To be improved or not working:
The SkypeOut dialing needed to run a Skypecast conference scares lots of new users as they are all afraid of being taken advantage by unscrupulous marketers, an unclear Skype charging scheme or something yet unclear to them. I have had this reported by a number of users I tested Skypecasts with and this was my personal impression at first too. After extended testing I can confirm that no charge is applied to your account no matter how many Skypecasting sessions you join or host.
You may be accessing Skypecasts in which the host may have already left the session. This is probably the case only during this early preview period as sessions become closed only after the total time originally set by the host has fully expired. In any case it would be nice to see a feature allowing the quitting of the Skypecast session in one unambiguous way.
Indeed, one can terminate the session as a host by simply closing the Skype Out call that is started as soon as one joins a Skypecast. On the other hand this closing of the call, should not be matched automatically with a request to terminate a Skypecast, as it may be possible that one has a connectivity problem, a crash on her computer or another reason that forces the host to log off and back on after a few minutes.

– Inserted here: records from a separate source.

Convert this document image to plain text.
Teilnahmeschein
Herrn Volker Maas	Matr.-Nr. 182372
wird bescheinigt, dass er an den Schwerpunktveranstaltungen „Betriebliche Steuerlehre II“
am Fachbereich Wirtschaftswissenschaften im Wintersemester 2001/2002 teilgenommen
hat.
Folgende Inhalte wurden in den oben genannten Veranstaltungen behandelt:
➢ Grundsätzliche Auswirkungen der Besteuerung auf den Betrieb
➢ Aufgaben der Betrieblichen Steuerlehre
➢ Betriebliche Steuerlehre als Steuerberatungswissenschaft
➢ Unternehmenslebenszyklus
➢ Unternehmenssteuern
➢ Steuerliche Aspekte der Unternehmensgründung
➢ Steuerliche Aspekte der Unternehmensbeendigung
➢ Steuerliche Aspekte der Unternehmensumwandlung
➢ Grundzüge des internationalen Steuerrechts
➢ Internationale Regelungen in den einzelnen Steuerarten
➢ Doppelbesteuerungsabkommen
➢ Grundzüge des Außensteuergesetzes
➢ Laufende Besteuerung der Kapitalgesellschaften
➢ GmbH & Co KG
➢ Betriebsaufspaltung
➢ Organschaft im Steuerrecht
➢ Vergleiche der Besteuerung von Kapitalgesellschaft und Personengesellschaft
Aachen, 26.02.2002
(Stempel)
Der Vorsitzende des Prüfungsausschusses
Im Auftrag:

It would be nice to see how many attendees are already in a Skypecast before joining in.
This is a true disruptive entry in the marketplace as audio conferencing services will now find it even more difficult to compete in this space.
I think this is a great new facility that given enough time to mature, will provide a tremendous number of new opportunities to independent online publishers and for anyone who wants to leverage Internet reach to get his action, education, marketing or business message to a wider audience.